Part 2 · Belief 6 — The Doctrine of Humanity
Creation
What we believe
God has revealed in Scripture the authentic and historical account of His creative activity. He created the universe, and in a recent six-day creation the Lord made "the heavens and the earth, the sea, and all that is in them" and rested on the seventh day. Thus He established the Sabbath as a perpetual memorial of the work He performed and completed during six literal days that together with the Sabbath constituted the same unit of time that we call a week today. The first man and woman were made in the image of God as the crowning work of Creation, given dominion over the world, and charged with responsibility to care for it. When the world was finished it was "very good," declaring the glory of God.
Draft lesson — pending pastoral review. This guided lesson is being prepared and has not yet been approved. Study it prayerfully alongside the Scriptures, and check back as it is finalized.
How the world began is not a small question — it tells you who you are. If everything is the product of blind accident, then you are an accident too, here for no reason and answerable to no one. But the Bible opens with four words that change the whole story: "In the beginning, God" (Genesis 1:1). You are not the product of chance. You are the work of a Maker who spoke light into being and then, last of all, made you on purpose. Creation is the first love letter — and it is signed by your Father.
God spoke, and it was
Genesis tells it simply: God said, "Let there be light," and there was light (Genesis 1:3). "By the word of the Lord the heavens were made... For he spoke, and it came to be" (Psalm 33:6, 9). The universe is not eternal and self-made; it was called into existence by a personal God. "By faith we understand that the universe was created by the word of God" (Hebrews 11:3). The same voice that made the worlds is the voice now calling your name.
Made in His image
Of everything God made, only one creature was formed "in the image of God" — the human being (Genesis 1:27). You bear the family likeness of your Maker. That is why every person has worth that no failure can erase and no one can take away. And it was not solitary work: "male and female he created them," and over the finished world God looked and called it "very good" (Genesis 1:31). You were never meant to feel like a mistake. The Designer's own verdict over your existence is: very good.

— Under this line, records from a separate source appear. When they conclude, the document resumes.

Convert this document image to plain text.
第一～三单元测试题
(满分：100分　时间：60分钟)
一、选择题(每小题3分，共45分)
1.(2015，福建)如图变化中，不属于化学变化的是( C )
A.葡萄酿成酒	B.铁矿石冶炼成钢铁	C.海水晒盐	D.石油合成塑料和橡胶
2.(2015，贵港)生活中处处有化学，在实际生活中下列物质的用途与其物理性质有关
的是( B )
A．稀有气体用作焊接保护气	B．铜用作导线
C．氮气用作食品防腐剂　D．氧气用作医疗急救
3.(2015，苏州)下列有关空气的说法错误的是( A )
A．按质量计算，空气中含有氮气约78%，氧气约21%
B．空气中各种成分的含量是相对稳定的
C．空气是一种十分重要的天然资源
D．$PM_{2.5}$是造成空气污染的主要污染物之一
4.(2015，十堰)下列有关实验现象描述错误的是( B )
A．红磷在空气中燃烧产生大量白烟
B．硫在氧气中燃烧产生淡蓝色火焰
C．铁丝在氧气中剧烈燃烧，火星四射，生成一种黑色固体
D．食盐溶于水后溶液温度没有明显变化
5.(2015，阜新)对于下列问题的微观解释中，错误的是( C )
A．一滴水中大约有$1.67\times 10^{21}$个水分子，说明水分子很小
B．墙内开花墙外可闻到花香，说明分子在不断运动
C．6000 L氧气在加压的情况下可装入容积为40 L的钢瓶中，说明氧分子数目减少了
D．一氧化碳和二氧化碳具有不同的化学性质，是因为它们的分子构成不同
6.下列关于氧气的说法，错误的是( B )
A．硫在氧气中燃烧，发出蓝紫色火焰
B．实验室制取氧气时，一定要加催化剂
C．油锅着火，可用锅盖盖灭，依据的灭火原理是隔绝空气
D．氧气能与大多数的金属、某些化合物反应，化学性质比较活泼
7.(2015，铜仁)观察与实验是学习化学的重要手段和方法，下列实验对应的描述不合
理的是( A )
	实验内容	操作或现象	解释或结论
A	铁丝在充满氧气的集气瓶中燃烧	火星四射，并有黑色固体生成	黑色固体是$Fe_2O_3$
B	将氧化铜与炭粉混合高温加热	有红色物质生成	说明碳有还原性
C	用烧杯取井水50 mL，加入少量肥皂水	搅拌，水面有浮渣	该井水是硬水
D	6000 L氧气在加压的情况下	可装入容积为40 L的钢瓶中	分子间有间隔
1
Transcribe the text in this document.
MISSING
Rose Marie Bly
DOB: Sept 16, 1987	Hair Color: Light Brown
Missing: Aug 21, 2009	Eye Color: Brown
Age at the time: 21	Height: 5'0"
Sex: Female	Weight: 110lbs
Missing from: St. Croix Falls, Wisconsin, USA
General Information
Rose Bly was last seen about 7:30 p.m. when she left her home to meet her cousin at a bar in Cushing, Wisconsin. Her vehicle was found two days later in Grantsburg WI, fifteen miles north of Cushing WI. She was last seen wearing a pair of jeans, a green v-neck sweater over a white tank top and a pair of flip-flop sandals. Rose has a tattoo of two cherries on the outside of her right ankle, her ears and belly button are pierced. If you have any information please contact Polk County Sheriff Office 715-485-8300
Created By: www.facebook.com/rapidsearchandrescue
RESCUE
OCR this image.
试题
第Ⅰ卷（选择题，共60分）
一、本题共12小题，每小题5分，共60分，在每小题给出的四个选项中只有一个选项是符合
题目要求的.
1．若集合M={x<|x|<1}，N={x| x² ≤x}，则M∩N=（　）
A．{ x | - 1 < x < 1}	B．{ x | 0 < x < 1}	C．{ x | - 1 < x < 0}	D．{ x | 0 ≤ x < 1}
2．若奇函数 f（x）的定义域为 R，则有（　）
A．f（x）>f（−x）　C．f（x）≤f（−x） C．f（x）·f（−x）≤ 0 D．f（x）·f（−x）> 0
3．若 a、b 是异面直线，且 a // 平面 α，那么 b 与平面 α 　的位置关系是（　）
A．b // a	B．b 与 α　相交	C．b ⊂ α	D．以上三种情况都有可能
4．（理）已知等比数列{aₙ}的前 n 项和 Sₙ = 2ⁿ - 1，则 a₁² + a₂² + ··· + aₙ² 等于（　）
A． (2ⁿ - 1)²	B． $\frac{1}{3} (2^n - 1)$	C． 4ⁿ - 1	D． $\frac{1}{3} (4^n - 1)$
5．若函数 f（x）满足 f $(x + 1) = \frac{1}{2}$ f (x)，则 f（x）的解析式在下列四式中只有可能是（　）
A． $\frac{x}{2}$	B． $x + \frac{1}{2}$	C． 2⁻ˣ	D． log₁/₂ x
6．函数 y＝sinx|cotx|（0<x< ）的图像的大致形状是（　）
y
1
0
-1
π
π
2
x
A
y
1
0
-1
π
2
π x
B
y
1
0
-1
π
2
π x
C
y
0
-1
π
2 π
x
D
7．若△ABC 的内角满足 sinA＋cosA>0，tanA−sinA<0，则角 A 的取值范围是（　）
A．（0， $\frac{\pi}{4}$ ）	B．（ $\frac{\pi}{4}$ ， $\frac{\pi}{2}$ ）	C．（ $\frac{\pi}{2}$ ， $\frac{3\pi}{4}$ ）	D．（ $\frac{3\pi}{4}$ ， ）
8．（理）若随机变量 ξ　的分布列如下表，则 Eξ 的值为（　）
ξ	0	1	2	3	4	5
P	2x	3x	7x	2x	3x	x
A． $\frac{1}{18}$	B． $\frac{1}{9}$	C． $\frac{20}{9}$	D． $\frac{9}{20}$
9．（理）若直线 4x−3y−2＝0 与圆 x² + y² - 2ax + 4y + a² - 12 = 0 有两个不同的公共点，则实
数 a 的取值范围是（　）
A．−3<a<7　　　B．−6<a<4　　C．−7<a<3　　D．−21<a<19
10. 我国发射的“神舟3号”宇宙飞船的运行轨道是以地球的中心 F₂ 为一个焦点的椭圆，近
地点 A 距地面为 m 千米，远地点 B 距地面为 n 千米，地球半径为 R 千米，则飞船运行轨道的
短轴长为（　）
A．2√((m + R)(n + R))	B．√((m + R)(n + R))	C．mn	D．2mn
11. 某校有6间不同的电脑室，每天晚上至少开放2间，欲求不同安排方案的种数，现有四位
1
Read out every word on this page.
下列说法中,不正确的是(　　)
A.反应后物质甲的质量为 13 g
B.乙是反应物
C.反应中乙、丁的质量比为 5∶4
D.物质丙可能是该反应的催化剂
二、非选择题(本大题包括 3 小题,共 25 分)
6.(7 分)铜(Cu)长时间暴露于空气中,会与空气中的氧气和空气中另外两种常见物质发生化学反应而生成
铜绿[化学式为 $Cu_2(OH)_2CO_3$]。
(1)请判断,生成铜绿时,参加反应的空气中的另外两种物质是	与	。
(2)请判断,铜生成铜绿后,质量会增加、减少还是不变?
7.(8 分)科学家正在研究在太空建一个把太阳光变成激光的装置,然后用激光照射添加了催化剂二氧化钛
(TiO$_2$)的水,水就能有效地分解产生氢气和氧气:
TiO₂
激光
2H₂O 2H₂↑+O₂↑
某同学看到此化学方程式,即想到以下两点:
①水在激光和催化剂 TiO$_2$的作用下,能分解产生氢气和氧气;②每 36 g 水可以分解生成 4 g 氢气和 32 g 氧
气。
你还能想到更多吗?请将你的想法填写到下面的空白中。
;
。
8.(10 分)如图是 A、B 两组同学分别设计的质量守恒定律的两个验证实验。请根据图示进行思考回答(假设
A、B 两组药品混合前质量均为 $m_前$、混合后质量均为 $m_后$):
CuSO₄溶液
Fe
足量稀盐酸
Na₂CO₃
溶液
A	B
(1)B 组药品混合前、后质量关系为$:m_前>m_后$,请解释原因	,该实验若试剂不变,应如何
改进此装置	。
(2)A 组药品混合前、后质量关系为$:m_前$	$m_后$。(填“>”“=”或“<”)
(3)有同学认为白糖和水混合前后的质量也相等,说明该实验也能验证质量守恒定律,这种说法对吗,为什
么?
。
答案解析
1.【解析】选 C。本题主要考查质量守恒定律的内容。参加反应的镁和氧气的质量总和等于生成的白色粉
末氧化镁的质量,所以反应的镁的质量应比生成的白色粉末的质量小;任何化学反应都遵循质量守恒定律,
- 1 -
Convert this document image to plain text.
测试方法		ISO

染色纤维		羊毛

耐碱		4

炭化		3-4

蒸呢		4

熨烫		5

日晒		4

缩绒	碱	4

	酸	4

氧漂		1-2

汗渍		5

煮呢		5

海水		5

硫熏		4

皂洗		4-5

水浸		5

A rest built into the world
When the work was done, "God rested on the seventh day" — not because He was tired, but to give us a gift (Genesis 2:2, 3). He blessed that day and set it apart. Long before there were temples or rules, before sin had even entered the world, there was a Maker who wanted a regular, unhurried day to be with the ones He had made. Creation does not end with a thing; it ends with a relationship. The world was built to lead us back to its Author.
Search the Scriptures
Gen. 1-2; 5; 11; Exod. 20:8-11; Ps. 19:1-6; 33:6, 9; 104; Isa. 45:12, 18; Acts 17:24; Col. 1:16; Heb. 1:2; 11:3; Rev. 10:6; 14:7.
Reflect
This week, step outside and look up — at a sunrise, a tree, the stars, your own hands. Let yourself say out loud, "You made this. You made me." The heavens "declare the glory of God" (Psalm 19:1), and they are speaking to you. Ask the Maker to help you see yourself the way He does: not an accident, but His handiwork — wanted, made on purpose, and called very good.